Sexual double entendres were removed overnight from Burger King’s new website, CoqRoq.com, but the company claims it has received no complaints from consumers or other outside groups, AdAge reports. The deleted content included captions, under photos of young girls, that read: “Groupies love the Coq” and “groupies love Coq.” The captions were there when the site went live yesterday, but according to Edna Johnson, SVP for global communications for Burger King, malfunctions in the Flash and XML programming were responsible for putting the captions up. A misspelling of “Burger King” had also been fixed, she said.

Spell Check

From the DevNet Resource Kit, Volume 10 description of the WA Auto Spell Check extension for Dreamweaver MX2004 (emphases added):

A single typo can turn the most professional-looking web page into an amateur production.
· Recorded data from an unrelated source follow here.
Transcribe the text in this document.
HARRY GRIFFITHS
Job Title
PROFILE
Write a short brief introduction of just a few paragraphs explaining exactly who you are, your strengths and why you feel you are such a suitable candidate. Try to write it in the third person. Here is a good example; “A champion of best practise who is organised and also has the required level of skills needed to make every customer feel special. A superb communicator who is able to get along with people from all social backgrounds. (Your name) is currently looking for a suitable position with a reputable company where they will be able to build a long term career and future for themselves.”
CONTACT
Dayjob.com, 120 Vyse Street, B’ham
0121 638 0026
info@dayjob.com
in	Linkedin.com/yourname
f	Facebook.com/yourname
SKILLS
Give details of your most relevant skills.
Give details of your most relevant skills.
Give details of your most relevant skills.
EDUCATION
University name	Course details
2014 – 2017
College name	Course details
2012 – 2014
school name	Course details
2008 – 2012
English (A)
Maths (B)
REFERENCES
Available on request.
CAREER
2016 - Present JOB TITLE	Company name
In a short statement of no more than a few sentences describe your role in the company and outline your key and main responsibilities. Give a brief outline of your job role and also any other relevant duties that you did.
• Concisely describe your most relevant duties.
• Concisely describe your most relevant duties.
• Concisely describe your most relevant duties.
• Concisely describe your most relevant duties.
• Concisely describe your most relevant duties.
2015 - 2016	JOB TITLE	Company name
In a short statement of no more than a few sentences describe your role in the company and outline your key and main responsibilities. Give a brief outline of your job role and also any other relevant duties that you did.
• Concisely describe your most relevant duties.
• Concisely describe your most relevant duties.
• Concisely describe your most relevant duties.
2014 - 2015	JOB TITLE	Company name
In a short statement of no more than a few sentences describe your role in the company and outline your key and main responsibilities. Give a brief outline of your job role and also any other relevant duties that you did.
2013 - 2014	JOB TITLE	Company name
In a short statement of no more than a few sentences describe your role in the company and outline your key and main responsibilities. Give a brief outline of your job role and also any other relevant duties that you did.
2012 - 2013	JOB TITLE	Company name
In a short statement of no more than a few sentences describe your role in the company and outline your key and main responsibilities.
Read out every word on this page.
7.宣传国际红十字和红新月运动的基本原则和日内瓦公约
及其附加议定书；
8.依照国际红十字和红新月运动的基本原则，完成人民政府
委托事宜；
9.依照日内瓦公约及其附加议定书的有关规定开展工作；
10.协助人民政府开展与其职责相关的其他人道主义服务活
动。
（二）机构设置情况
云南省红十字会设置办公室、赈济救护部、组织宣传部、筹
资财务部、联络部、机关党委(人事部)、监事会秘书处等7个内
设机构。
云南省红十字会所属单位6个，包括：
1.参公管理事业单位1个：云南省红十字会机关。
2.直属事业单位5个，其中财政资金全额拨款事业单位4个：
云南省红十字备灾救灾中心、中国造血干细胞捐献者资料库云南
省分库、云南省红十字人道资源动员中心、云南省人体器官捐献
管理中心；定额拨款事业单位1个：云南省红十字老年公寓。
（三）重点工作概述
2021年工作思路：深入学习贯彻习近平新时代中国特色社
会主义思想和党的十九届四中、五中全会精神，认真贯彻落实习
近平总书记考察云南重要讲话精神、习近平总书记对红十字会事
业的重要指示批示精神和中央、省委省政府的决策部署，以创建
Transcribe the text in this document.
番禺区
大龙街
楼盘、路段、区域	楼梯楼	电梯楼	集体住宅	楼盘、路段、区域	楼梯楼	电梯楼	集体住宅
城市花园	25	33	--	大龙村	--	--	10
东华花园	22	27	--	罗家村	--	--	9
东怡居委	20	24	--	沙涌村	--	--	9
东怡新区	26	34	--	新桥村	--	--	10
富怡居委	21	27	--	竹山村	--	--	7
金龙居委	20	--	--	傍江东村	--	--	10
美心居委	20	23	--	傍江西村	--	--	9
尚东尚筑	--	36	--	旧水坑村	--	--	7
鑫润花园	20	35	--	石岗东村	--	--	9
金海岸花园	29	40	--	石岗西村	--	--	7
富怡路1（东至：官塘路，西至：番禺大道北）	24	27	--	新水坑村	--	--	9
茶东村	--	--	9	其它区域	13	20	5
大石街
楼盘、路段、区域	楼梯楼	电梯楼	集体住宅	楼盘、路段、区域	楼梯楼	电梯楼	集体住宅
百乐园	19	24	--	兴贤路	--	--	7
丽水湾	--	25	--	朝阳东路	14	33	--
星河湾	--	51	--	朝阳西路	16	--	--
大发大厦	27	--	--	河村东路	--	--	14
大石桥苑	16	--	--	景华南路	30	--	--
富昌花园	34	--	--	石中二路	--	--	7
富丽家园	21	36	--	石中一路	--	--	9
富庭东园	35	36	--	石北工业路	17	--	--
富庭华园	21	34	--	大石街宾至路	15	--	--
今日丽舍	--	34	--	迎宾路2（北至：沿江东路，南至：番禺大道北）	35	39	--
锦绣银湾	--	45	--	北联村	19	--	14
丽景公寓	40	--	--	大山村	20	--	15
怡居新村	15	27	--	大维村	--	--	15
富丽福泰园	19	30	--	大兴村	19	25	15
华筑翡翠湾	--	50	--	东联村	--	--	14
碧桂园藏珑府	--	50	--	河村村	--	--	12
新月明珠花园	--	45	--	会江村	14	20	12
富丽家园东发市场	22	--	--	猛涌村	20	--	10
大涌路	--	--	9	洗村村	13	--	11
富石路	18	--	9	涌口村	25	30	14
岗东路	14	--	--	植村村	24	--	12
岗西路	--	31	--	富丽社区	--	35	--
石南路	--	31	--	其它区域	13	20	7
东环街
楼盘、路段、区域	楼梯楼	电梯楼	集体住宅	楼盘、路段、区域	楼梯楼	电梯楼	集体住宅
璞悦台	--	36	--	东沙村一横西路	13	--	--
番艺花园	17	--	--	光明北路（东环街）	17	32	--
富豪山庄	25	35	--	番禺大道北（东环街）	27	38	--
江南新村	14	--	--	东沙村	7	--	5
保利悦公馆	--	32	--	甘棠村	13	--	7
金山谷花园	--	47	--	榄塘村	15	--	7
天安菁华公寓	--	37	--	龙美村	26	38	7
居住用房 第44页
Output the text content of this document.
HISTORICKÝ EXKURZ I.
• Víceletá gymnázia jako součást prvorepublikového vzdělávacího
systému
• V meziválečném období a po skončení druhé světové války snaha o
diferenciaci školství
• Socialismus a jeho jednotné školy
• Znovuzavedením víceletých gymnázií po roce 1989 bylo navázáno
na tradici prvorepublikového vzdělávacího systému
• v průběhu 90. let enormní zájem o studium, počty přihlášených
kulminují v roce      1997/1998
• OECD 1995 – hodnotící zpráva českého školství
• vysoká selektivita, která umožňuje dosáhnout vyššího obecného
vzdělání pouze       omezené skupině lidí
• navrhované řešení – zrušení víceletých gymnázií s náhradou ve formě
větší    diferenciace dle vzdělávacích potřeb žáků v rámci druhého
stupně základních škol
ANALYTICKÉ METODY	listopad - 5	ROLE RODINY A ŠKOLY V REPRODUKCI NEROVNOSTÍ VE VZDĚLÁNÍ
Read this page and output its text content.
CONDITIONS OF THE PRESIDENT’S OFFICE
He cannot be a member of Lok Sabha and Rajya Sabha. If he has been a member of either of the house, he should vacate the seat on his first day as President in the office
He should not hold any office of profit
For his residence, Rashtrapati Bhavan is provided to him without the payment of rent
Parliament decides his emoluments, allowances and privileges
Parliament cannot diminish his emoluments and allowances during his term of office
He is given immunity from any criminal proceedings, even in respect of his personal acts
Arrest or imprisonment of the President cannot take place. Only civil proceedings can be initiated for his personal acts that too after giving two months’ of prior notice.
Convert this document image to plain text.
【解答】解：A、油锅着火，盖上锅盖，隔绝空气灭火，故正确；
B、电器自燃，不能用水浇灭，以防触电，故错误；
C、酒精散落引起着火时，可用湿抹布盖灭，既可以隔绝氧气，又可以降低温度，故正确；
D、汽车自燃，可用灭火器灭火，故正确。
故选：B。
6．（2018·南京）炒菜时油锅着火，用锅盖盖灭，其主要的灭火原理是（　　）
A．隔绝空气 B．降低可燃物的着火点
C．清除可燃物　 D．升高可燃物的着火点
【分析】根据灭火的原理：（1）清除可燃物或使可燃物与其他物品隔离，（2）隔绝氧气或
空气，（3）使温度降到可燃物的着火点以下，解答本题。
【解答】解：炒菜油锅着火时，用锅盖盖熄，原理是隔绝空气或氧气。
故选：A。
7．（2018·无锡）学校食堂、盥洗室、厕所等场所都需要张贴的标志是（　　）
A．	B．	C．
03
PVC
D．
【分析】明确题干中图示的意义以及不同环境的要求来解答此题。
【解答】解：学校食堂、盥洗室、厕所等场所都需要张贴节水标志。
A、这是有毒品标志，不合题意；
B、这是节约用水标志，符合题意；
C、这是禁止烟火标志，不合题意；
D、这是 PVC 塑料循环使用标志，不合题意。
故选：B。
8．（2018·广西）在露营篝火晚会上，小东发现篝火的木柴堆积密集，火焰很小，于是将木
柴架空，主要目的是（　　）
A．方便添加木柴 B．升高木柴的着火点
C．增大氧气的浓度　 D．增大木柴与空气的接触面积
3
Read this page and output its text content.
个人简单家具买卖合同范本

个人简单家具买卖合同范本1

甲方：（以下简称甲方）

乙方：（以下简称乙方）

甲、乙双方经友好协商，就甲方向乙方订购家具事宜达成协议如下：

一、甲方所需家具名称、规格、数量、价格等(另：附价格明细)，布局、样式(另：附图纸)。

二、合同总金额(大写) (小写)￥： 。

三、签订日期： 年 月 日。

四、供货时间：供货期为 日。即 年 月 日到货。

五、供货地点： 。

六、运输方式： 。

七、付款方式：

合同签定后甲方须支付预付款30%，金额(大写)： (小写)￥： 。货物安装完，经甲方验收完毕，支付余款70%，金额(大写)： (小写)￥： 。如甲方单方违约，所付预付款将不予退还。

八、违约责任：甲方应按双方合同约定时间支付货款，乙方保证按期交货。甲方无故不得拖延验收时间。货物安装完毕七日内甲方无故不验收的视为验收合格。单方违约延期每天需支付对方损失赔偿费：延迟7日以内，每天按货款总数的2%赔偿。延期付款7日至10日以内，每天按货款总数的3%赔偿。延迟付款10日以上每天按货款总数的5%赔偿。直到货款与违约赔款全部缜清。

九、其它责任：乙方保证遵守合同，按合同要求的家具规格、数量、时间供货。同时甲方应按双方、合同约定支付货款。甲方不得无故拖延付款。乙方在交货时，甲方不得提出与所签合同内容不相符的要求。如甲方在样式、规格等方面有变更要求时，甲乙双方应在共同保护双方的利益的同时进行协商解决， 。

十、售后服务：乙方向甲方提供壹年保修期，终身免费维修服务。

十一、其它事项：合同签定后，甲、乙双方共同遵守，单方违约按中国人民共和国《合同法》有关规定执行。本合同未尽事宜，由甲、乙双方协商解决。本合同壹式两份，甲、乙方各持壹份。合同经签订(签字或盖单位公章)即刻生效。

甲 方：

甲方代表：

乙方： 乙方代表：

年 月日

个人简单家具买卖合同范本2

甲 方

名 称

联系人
With WA Spell Check, you catch your mistakes immediately and correct them with a click. This extension integrates completely with the built-in and personal dictionaries of Dreamweaver MX 2004, and it provides full international support. WA Auto Spell Check is a real timesaverand an on-the-job lifesaver:

Love to Hate Shockwave.com?

Eight years of wrestling with Shockwave installs got you down? Still sick at heart about how each install leads to some foreign site?

Mark Reijnders passed along the link to this delightful story about what happened when Shockwave.com gave a reported $2 million to “South Park” creators Matt Stone and Trey Parker to develop an online series called “Princess”. Could be Stone and Parker pushing the limits of taste, could be they were out of ideas, but it never went live on Shockwave.com.

Cable channel Trio has made “Shocked”, a short documentary about the series, and a couple of episodes of “Princess” available online. See for yourself what $2 million of venture capital can buy!